President's weekly report — November 9, 2012
Another week with some excellent breaking news, including another opportunity at the United States Supreme Court.
Equality Under the Law — Breaking News
We just learned that the Supreme Court granted cert in a very important voting rights case: Shelby County v. Holder. For many years the federal government has used Section 5 of the Voting Rights Act to insinuate itself in the minutiae of elections in a number of states, most but not all of which are in the south. While this may once have made sense in the 1960s when state-sponsored disenfranchisement of minorities was endemic in the south, it makes no sense today, a half-century later. In fact, federal interference in election processes today often seems to be motivated more by political reasons than by a desire to root out actual cases of minority disenfranchisement. At issue in Shelby County is whether the Constitution permits the continued use of Section 5 to interfere with the regulation of elections by states. Or, as the Court put the question: “Whether Congress’ decision in 2006 to reauthorize Section 5 of the Voting Rights Act … exceeded its authority under the Fourteenth and Fifteenth Amendments and thus violated the Tenth Amendment and Article IV of the United States Constitution.” Stay tuned.

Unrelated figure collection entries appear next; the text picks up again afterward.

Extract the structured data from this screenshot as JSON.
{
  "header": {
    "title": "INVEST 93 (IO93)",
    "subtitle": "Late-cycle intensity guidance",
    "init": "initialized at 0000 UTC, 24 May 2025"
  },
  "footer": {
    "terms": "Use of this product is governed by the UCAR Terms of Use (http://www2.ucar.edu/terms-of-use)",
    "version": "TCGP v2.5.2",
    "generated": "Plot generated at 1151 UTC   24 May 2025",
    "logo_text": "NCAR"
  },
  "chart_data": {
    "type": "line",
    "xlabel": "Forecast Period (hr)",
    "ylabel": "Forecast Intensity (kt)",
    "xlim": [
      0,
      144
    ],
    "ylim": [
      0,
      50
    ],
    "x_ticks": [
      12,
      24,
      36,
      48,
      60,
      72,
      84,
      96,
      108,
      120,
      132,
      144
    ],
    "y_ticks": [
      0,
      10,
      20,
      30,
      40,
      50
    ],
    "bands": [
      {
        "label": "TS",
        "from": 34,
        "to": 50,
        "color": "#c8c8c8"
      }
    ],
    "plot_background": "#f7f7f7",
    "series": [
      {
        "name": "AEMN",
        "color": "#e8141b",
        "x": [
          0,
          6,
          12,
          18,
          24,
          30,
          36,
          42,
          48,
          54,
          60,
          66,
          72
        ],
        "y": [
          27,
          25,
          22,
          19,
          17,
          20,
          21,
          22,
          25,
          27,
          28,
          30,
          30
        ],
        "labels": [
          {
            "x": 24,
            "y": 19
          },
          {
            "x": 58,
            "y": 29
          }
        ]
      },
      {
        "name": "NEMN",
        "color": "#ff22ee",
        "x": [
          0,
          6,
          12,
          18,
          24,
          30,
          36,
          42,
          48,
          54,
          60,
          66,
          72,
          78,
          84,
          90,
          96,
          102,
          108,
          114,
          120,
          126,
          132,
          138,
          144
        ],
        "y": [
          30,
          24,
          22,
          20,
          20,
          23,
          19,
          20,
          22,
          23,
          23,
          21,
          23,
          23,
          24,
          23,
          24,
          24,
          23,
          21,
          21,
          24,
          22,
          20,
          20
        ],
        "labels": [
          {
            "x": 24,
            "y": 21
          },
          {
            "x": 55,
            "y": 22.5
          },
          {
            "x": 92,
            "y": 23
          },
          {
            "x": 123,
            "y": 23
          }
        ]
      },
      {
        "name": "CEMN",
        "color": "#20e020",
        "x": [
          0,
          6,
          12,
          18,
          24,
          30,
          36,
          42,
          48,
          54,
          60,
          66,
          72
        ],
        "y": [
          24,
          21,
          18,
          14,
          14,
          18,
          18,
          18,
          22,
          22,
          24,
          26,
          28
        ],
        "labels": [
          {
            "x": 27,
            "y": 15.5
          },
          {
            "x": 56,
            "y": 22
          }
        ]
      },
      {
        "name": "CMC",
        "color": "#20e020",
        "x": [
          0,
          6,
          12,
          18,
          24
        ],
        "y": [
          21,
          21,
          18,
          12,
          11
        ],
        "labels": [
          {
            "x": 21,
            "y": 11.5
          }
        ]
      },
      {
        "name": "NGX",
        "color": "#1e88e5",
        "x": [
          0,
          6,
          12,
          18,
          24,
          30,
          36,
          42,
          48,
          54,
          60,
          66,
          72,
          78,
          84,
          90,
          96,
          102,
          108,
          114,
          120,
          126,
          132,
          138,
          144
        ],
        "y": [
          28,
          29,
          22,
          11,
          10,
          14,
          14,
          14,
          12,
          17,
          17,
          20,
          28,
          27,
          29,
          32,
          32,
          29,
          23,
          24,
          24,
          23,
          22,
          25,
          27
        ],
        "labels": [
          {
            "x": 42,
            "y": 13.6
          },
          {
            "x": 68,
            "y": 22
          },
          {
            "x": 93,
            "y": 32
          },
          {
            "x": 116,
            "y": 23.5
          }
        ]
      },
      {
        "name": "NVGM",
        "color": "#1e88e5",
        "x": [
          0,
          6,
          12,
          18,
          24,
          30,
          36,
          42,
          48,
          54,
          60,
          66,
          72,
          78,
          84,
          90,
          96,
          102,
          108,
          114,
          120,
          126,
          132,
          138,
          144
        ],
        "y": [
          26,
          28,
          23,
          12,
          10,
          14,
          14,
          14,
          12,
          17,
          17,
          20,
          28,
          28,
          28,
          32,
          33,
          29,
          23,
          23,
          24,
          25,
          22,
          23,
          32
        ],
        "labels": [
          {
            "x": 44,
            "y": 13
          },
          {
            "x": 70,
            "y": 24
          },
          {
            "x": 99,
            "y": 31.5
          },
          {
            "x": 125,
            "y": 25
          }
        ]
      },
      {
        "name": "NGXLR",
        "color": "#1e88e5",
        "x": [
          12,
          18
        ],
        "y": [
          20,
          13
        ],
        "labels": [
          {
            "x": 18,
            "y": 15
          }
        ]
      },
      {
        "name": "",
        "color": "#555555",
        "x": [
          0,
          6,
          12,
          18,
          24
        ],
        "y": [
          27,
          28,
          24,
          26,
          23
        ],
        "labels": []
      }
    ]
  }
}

Equality Under the Law — San Francisco Affirmative Action Discrimination
A hearing on summary judgment motions in Coral Construction v. City and County of San Francisco has been rescheduled to November 16, 2012. This is the case where we are arguing that San Francisco is violated California’s Proposition 209 when it adopted bid preferences for woman and favored minority contractors. After failing to prove that Proposition209 violates the Equal Protection Clause of the United States Constitution, San Francisco now claims it is acting under the only exception allowed under Proposition 209 — an exception for those instances where the Equal Protection Clause mandates an affirmative action remedy for past intentional discrimination. In other words, San Francisco must argue that it has engaged in deliberate intentional discrimination that was so egregious that a mandatory federal affirmative action remedy is required. We do not believe the City has a shred of meaningful evidence to prove such a preposterous and counter-intuitive circumstance. Stay tuned.
Environment — Clean Water Act and Wetlands
We filed our opening brief in the 4th Circuit this week in Smith Farms v. United States Environmental Protection Agency, a case that demonstrates there is no limit on the ability of the EPA to run amok when trying to save wetlands muck, even when it is not, in fact, saving any wetlands or muck. To counter some flooding caused by the construction of a nearby highway the farms owners, the Boyd family, needed to build some ditches. Before the Boyds started any land clearing in order to build paths to get to the sites of the ditches, the Boyds met with the Corps and showed the Corps the designs for what they proposed to do. They were advised that they did not need any permits for their project. The Boyds went a step further and asked Corps officials to inspect the site, specifically to ensure that all of their work was in compliance with the law.
Pursuant to the Boyds’ request, the Corps inspected the site on five separate occasions throughout the ditch excavation project. Despite the Boyds’ specific request that the Corps advise them if the inspector observed any problems with the project – and the Boyds offer to cease work if any problems arose – the Corps raised no objections to the work being done, at any time during the project.
However, when the project was completed, the EPA suddenly, without notice, informed the Boyds that it was assuming jurisdiction of the project as a federally controlled “wetland.” EPA officials chose to inspect the site two days after Hurricane Dennis had inundated the area, in 2005. Nine months later, EPA issued a notice alleging multiple violations of the Clean Water Act, including filling wetlands without a permit (i.e., distributing wood chips on the site) and discharging a pollutant when rain caused silt to collect in the bottom of the ditches. The dispute has continued ever since, proving once again that EPA knows no limits to its arrogance.
Free Enterprise Project — Contracts and the Rule of Law
We filed a letter brief in support of a petition for review before the California Supreme Court in Bartoni v. American Medical Response West. This case involves a labor dispute where employees had agreed to submit all claims to binding arbitration and not as a class action. Despite the plain language of the contract, the court of appeal held that “all claims” did not mean “statutory claims.” We are arguing this case is worthy for review by the Supreme Court because the court of appeal should have applied the clear and unmistakable language in the collective bargaining agreement.